Based on the so far available data (clinical trial and post-marketing experience), SGLT2 inhibitors are effective in treating T2DM when used as either monotherapy or add-on to any other anti-hyperglycemic drug. Administered once daily, they are well tolerated and do not show relevant pharmacologic interactions. Their uniquely insulin-independent mechanism of action promotes a significant weight loss and a clinically relevant SBP reduction. Risk of hypoglycemia is low. For these reasons, such class of drugs is strongly recommended in treating obese and/or hypertensive T2DM individuals, pending a good renal function (if not, the drug would be simply less effective in correcting hyperglycemia) (Fig. 3). The more recent algorithm for treating T2DM, suggested last year by the American Diabetes Association and by the European Association for the Study of Diabetes, puts SGLT2 inhibitors after metformin, as any other therapeutic option, included insulin.
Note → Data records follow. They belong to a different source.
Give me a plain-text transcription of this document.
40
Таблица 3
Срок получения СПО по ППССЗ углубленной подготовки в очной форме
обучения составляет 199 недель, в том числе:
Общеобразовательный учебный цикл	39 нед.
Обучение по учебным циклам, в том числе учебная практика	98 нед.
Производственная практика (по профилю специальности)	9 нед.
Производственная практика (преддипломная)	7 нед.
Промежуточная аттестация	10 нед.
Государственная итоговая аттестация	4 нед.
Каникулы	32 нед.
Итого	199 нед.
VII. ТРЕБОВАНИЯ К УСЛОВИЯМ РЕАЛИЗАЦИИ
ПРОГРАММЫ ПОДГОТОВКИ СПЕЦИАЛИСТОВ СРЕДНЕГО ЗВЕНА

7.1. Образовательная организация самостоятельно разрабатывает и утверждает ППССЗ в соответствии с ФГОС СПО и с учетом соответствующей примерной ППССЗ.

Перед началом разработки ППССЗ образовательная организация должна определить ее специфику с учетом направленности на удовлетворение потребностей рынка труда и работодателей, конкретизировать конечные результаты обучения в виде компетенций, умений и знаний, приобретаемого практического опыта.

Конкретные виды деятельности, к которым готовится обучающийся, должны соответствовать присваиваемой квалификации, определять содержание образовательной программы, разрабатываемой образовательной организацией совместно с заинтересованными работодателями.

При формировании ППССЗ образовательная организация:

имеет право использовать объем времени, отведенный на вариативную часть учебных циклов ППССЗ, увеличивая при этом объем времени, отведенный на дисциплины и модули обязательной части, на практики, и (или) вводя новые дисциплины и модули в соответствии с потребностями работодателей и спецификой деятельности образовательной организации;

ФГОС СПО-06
Reinforcement of therapy is recommended anytime, despite 3 months of treatment with metformin at the maximal tolerated dosage, the ideal HbA1c target for the patient is not reached. SGLT2 inhibitors can be also considered as first-choice drugs in individuals who do not tolerate metformin, because, as GLP-1 analogues and DPP-IV inhibitors, they do not expose to the risk of hypoglycemia neither induce weight gain. As any other new drug, an adequate clinical experience on their long-term use is still lacking, mainly in terms of safety; the numerous post-marketing ongoing studies, as well as a growing clinical use, will contribute to enlarge the knowledge in this field.

Fig. 3
figure 3

Scheme summarizes as SGLT2 inhibitors can meet several clinical needs in obese T2DM individuals

To conclude, it should be pointed out as to combine a safe lifestyle with an adequate and constant adherence to therapy is of crucial importance to assure that the insertion of a novel drug in a whatever therapeutic scheme would be successful. The American Association of Diabetes Educators identifies seven critical behaviors in managing a T2DM patient: glycemic self- monitoring, physical activity, healthy diet, a quick facing and solving small daily problems of disease management, learning to manage stress and reducing risk factors [71]. Physicians, nurses and all sanitary personnel of diabetes world, together with patient’s family entourage, should play their own role to educate patients, informing them of benefits and risks of the therapy, sustaining them in difficult phases, encouraging them, all aiming at reaching and maintaining the expected metabolic control, reducing complications, ensure to these individuals a long and high-quality life.